Her initial shock quickly turned into dread. With the majority of the businesses coming to a standstill, there were very few jobs to replace the one she lost. And lockdowns kept her from being able to pursue even those.
“Everything changed overnight, and within a week I couldn’t even afford to feed my family. I couldn’t pay rent,” said Siwan, a widow who lives with her son and mother in a small house in the Subhash Nagar slums of Mumbai.
India declared lockdowns on March 25, 2020, and extended them, in varying degrees, until the end of the year. By May 2020, according to the Centre for Monitoring Indian Economy (CMIE), nearly 122 million Indians had lost their jobs. Of these, 91.3 million were small traders and laborers like Siwan.

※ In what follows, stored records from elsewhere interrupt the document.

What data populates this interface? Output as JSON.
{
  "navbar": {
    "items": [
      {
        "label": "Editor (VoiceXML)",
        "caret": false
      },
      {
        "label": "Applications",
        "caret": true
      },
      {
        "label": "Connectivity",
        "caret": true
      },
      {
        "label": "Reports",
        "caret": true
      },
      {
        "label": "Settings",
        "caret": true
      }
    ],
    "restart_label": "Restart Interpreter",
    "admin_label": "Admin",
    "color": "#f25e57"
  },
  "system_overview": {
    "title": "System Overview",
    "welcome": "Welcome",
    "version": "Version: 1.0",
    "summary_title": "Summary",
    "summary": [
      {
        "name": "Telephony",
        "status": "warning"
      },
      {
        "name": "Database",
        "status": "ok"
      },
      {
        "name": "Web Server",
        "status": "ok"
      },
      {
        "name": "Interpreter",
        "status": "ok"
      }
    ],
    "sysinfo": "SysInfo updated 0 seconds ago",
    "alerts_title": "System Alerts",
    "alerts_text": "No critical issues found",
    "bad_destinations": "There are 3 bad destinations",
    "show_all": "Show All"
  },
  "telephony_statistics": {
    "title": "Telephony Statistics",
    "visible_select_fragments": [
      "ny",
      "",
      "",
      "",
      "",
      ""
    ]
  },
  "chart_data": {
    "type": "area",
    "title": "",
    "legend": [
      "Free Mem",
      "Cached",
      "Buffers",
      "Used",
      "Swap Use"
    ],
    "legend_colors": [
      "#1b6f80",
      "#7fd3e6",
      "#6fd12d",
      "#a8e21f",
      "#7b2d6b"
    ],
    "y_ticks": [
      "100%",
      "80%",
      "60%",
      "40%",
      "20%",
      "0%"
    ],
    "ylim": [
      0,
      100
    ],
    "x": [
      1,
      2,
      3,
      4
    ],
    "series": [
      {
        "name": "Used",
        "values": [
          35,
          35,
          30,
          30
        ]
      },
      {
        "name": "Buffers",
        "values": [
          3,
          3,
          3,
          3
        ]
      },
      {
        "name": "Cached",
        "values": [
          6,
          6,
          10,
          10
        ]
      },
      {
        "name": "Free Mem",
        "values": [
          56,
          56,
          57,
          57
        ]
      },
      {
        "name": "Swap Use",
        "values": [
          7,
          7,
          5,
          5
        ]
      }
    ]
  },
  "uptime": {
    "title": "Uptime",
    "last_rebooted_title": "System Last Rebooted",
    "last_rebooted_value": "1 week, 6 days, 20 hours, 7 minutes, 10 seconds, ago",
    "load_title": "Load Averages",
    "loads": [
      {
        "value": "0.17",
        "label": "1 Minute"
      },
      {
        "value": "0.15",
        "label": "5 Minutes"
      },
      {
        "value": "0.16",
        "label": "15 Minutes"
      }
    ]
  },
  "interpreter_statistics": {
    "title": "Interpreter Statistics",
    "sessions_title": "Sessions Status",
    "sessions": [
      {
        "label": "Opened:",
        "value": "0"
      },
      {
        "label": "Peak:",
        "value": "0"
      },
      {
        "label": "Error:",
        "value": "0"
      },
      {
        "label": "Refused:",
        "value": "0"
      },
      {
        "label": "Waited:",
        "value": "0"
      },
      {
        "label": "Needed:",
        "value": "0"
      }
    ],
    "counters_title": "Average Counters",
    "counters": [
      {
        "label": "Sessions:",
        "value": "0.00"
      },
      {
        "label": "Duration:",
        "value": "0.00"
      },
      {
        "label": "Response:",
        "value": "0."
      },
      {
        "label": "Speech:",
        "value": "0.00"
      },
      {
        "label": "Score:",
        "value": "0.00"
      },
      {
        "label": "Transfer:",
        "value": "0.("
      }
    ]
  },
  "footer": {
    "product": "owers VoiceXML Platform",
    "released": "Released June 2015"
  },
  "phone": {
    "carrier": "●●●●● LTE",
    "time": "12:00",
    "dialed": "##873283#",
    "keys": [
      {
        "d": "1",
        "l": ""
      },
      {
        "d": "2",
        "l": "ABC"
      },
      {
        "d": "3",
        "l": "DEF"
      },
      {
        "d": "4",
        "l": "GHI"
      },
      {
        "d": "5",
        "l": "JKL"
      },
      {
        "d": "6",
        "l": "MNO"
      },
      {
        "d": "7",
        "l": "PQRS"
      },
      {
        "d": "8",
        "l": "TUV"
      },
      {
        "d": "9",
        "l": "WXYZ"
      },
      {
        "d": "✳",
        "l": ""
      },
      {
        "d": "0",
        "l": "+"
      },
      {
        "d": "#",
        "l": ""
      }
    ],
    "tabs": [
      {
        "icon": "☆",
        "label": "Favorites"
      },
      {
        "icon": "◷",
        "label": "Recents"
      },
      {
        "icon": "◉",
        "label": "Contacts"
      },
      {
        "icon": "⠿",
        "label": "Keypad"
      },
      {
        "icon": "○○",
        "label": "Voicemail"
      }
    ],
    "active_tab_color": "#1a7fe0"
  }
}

Globally, the International Labour Organisation estimated that nearly 1.6 billion informal economy workers were significantly impacted during the pandemic by April 2020, leading to a 60% decline in their earnings. In India, the informal sectors – such as household staff, shop workers and factory workers — employed over 50% of the women.
For a few days, Siwan tried to earn some money by selling vegetables, but India’s stringent lockdowns — ranked by Oxford University as among of the most severe across 73 countries — meant that she couldn’t easily procure goods from the wholesale markets. “I felt so trapped and hopeless,” she said.